Mr Wilkins said the rules have not been sufficiently communicated to expats via the “proper channels” and that misinformation online has not helped the situation.

He stressed, however, that the implementation of the home quarantine system is a “positive step” aimed at allowing more people to come to North Cyprus “in a safer manner”.

The Foreign Residents (TFR) chairman Horst Gutowski told this paper: “The bracelet system that enables home quarantine is great. But . . . we would ask the Government to review the age criteria. . . The rules have not clarified what happens [if one member of a couple is over 70 and the other under 70] or what happens if there is a family visiting who have young children. The bracelet system should just be applied universally.”

The wristband system is being operated and monitored “24/7” by mobile phone company North Cyprus Turkcell, whose general manager Murat Küçüközdemir joined Prime Minister Ersan Saner, Finance Minister Dursun Oğuz, Public Works and Transport Minister Resmiye Canaltay, and Health Minister Ünal Üstel for its press launch on Monday.

“This is the first time ever that we have had private-public cooperation in the field of electronic transformation technology,” Mr Saner said. “We must take effective action to combat Covid-19, while also learning to live with it.”

Mr Saner said that the wristbands will initially be available for 1,700 people, which he said would be increased to 4,000 to allow more people to come to the country.

Mr Üstel said the system will enable people to stay at their own homes “without compromising any risks to health”. 

“Priority will be given to the elderly, families with children, and those with chronic illnesses,” he said. “Failure to adhere to home quarantine will be punishable with a fine of five times the national minimum wage.”

Mr Küçüközdemir explained that the smartphone application called “Güvende Kal” (Stay Safe) required to use the electronic tagging system can be downloaded from the App Store and Google Play. 

Passengers should download the app and use it to submit their details prior to coming to TRNC, Mr Küçüközdemir said. QR codes will be used to match both the Stay Safe digital bracelet to smart phones and the vehicle that arrivals will travel in to their quarantine location in. 

Individuals will be held liable to the conditions of a binding “follow-up information and consent form” to be signed at registration.

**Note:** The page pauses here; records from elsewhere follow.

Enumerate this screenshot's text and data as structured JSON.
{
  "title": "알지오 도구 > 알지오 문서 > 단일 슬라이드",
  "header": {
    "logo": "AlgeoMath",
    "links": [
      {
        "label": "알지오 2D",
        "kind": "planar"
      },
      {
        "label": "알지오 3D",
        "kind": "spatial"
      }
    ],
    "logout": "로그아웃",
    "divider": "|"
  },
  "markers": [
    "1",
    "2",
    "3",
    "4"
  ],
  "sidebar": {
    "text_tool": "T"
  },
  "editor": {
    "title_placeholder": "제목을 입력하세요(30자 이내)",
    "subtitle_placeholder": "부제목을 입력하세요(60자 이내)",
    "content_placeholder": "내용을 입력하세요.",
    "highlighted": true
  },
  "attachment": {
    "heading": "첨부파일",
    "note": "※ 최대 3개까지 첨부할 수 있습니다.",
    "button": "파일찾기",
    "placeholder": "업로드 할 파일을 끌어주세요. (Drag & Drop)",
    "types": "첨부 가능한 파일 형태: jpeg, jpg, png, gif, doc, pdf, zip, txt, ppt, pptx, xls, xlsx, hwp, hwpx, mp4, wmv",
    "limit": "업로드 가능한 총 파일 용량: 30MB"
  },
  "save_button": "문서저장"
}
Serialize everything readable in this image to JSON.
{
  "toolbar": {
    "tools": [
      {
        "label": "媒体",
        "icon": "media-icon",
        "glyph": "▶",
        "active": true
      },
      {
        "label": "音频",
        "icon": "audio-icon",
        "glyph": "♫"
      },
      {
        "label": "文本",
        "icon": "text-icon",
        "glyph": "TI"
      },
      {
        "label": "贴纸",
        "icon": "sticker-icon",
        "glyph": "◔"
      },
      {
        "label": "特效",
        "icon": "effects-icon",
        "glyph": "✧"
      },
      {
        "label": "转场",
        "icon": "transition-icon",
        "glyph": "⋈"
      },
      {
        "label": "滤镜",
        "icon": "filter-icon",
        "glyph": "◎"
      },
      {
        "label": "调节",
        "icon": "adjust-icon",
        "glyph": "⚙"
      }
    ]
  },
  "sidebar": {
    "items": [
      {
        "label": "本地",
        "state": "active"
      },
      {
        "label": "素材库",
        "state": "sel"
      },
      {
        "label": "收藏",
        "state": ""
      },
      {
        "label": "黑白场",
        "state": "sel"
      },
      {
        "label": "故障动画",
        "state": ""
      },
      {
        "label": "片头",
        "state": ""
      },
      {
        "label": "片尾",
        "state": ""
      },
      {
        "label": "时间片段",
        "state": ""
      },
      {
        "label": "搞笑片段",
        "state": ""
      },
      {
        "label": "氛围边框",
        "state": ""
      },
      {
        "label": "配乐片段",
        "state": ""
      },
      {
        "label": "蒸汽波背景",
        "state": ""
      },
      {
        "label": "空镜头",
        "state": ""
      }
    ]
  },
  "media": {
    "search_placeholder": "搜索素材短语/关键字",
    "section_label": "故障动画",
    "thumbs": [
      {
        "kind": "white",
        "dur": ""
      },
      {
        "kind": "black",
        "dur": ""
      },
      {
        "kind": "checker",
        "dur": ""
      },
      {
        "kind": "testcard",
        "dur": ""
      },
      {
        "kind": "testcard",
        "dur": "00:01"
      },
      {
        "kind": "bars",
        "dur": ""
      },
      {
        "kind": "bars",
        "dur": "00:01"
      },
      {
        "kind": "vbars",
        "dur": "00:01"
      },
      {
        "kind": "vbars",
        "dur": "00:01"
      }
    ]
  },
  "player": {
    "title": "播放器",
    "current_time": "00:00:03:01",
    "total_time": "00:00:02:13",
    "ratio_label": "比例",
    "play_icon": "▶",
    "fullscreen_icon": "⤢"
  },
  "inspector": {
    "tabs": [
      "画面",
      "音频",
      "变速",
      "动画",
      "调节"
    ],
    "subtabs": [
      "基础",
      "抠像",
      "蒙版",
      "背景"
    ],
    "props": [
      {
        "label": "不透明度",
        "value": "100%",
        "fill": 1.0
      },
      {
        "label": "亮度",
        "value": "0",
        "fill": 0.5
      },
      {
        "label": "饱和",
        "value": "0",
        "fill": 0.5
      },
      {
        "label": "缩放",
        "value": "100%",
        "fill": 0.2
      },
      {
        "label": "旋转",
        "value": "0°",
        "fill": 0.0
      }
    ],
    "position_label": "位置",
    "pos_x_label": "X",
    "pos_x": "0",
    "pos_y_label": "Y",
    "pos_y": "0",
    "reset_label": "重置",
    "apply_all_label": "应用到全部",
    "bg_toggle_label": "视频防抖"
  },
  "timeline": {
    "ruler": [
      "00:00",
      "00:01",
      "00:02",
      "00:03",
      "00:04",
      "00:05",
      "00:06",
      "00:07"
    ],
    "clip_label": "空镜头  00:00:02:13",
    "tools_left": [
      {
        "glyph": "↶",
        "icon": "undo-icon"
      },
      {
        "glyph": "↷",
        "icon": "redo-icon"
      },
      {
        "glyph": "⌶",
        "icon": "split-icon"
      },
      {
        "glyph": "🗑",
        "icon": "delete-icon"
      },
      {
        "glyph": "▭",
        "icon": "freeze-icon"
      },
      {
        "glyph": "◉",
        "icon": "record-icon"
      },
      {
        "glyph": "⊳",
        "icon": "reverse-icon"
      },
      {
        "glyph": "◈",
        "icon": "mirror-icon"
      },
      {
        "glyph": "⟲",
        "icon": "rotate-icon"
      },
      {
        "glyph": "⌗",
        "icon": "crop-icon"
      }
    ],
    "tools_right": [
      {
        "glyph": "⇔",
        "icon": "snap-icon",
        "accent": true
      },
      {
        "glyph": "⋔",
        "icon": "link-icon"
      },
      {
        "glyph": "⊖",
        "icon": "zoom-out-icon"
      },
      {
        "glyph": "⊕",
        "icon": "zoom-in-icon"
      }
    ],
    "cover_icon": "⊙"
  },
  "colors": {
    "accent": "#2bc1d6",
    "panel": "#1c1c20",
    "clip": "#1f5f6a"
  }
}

Mr Küçüközdemir said 150 North Cyprus Turkcell staff are monitoring the wristband and application home quarantine system “non-stop”. They will immediately inform police if an individual leaves their quarantine area, a wristband becomes damaged or the internet connection of a smartphone is interrupted. Users will also receive a warning notification on their phones. Smart phones must not run out of battery power and the phone’s battery level is monitored via a Bluetooth connection to the bracelet.

A North Cyprus Turkcell “field operation team” will be available at all hours in case of “possible malfunction and infringement”, as well as to perform “random house visits”. 

More information can be found via the website www.trncquarantine.com, by calling a helpline (0533 878 1024) and through the “Stay Safe” channel on Turkcell’s messaging app BİP.

“These bracelets are widely used in hospitals in Turkey and you can enter the shower with them. There aren’t any problems endured by daily use,” Mr Küçüközdemir said. 

Mr Üstel added that “municipalities and the police” will also be informed of quarantine locations and that “the neighbours of those people who go under home quarantine also have a responsibility”. 

A statement from the Health Ministry said that each person using the system must pay 750TL, which includes a 350TL deposit which is refunded when the bracelet is returned.